Sim, há mais de 12 anos. Muitas coisas eu poderia até modificar, muitas coisas se atualizaram depois de tanto tempo. Mas confesse, muitas das coisas que estão aí servem para hoje. Talvez o hugg09 você nem tenha entendido, ok, mas tem coisas ali que todos nós de TI sabemos. Acho que mudaria as linguagens para Golang (ou NodeJS) e Python no lugar de PHP e Java =P

Bom, só achei que depois de mais de 12 anos eu pudesse mostrar pra vocês esse cara. Já era pra ter postado há muitos anos, mas fica pra agora mesmo.

Só achei engraçado porque não tinha nenhum fodasse no texto. Mas claro, isso porque era um livro, eu precisava me segurar nas palavras, podem até perceber que não tem nenhum palavrão =D E claro que vários fodasses poderiam ser adicionados nesse capítulo.

Estamos agora numa pandemia, portanto...

Alguns pontos não podemos esquecer que estamos numa pandemia agora, portanto, as partes de abraço ficam para depois, ok? Mas claro, se você tem uma família em casa e todos estão se cuidando, o abraço pode ser liberado ENTRE VOCÊS ;)
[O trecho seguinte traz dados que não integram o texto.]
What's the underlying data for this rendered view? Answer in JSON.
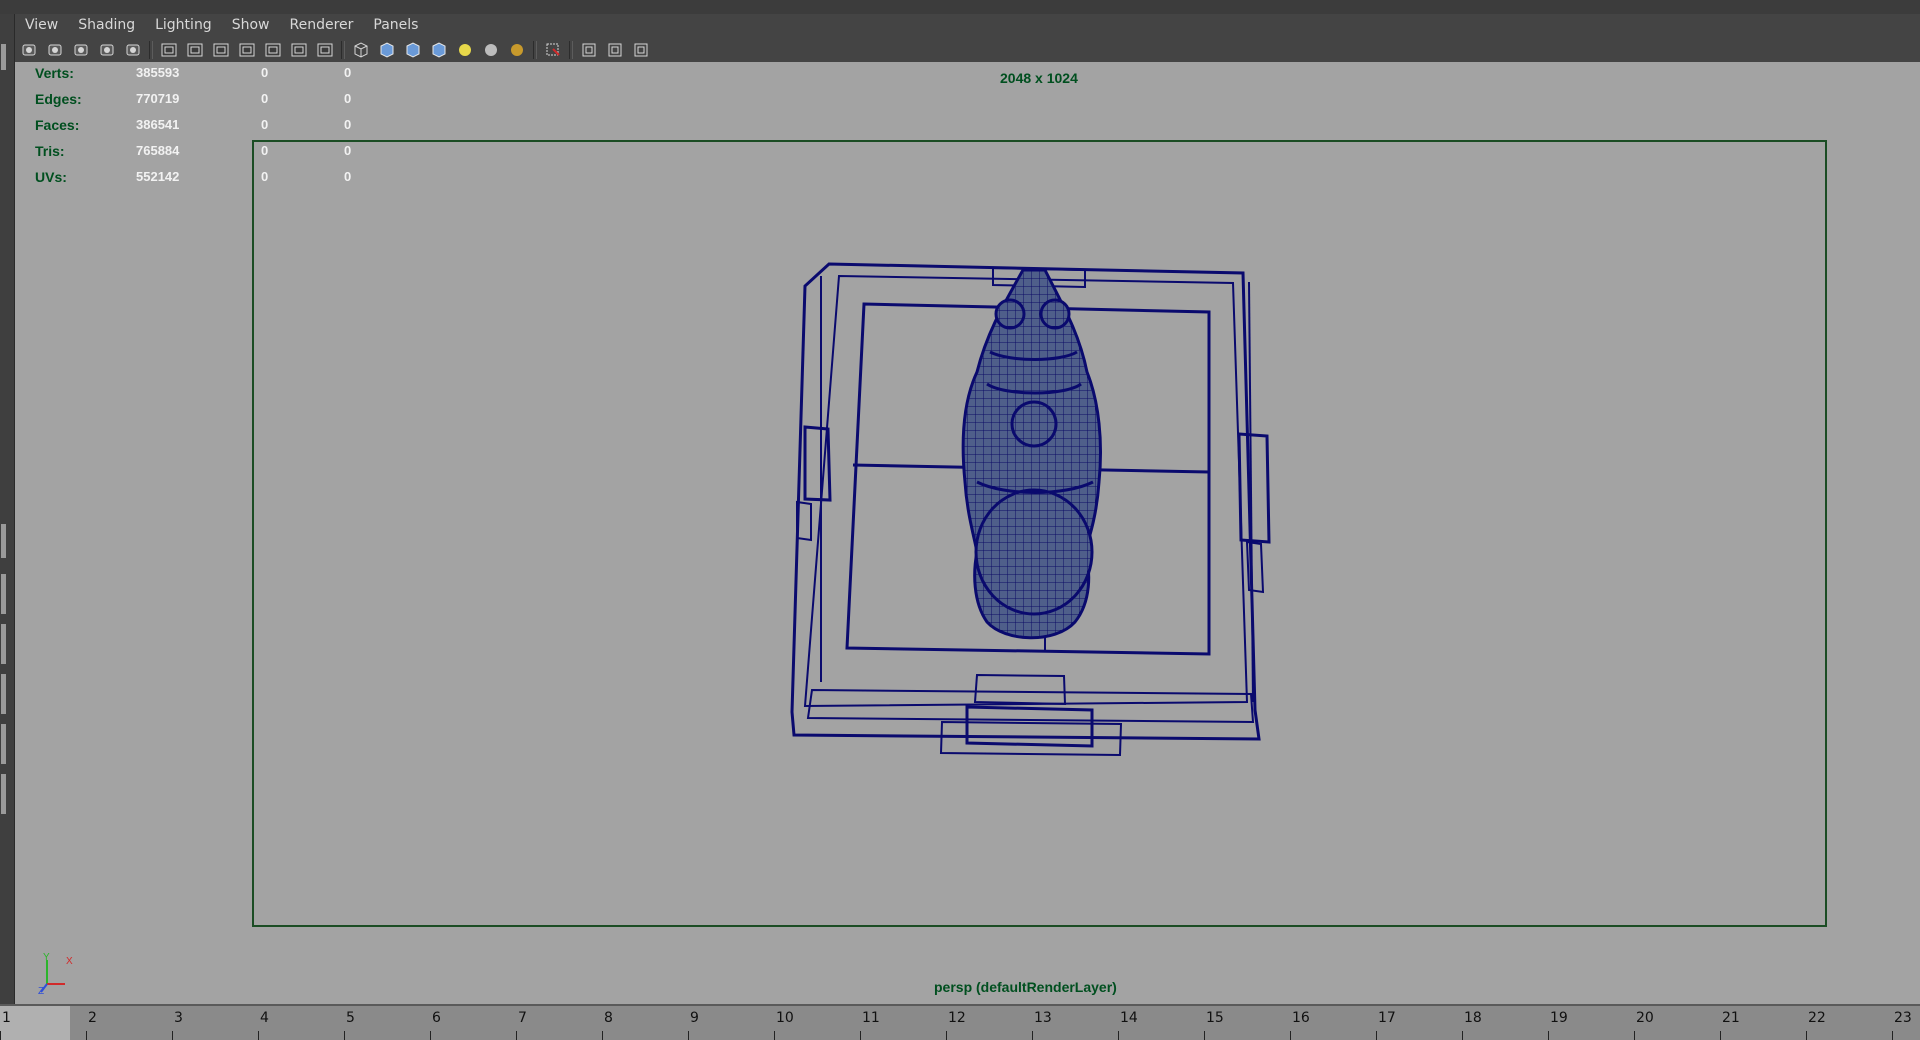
{
  "menu": [
    "View",
    "Shading",
    "Lighting",
    "Show",
    "Renderer",
    "Panels"
  ],
  "toolbar_icons": [
    "camera-icon",
    "camera-attributes-icon",
    "bookmark-icon",
    "image-plane-icon",
    "grease-pencil-icon",
    "sep",
    "grid-icon",
    "film-gate-icon",
    "resolution-gate-icon",
    "gate-mask-icon",
    "field-chart-icon",
    "safe-action-icon",
    "safe-title-icon",
    "sep",
    "wireframe-icon",
    "smooth-shade-icon",
    "wireframe-on-shaded-icon",
    "textured-icon",
    "use-all-lights-icon",
    "shadows-icon",
    "ambient-occlusion-icon",
    "sep",
    "isolate-select-icon",
    "sep",
    "xray-icon",
    "xray-joints-icon",
    "xray-components-icon"
  ],
  "hud_stats": [
    {
      "label": "Verts:",
      "v1": "385593",
      "v2": "0",
      "v3": "0"
    },
    {
      "label": "Edges:",
      "v1": "770719",
      "v2": "0",
      "v3": "0"
    },
    {
      "label": "Faces:",
      "v1": "386541",
      "v2": "0",
      "v3": "0"
    },
    {
      "label": "Tris:",
      "v1": "765884",
      "v2": "0",
      "v3": "0"
    },
    {
      "label": "UVs:",
      "v1": "552142",
      "v2": "0",
      "v3": "0"
    }
  ],
  "resolution_label": "2048 x 1024",
  "camera_label": "persp (defaultRenderLayer)",
  "axis": {
    "y": "Y",
    "x": "X",
    "z": "Z"
  },
  "timeline": [
    "1",
    "2",
    "3",
    "4",
    "5",
    "6",
    "7",
    "8",
    "9",
    "10",
    "11",
    "12",
    "13",
    "14",
    "15",
    "16",
    "17",
    "18",
    "19",
    "20",
    "21",
    "22",
    "23"
  ],
  "colors": {
    "hud_label": "#004f1f",
    "hud_value": "#f2f2f2",
    "wireframe": "#0a0a6e",
    "viewport_bg": "#a3a3a3"
  }
}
A pandemia nos tornou ainda mais digital, portanto, fica mais difícil se manter analógico, admito isso. Mas podemos deixar a nossa alma analógica ser mais ativa no mundo digital, beleza? Sim, é possível.

E claro, bebam cerveja em casa, façam um brinde no Zoom. Se quiserem me chamar, estamos ae =P

Finalizando

Mas e aí, o que acharam? Vocês são assim? Lembram o telefone da sua mãe de cabeça? Fica conectado 24h por dia? O que poderia mudar? O que gostaria de mudar?

Aquele abraço.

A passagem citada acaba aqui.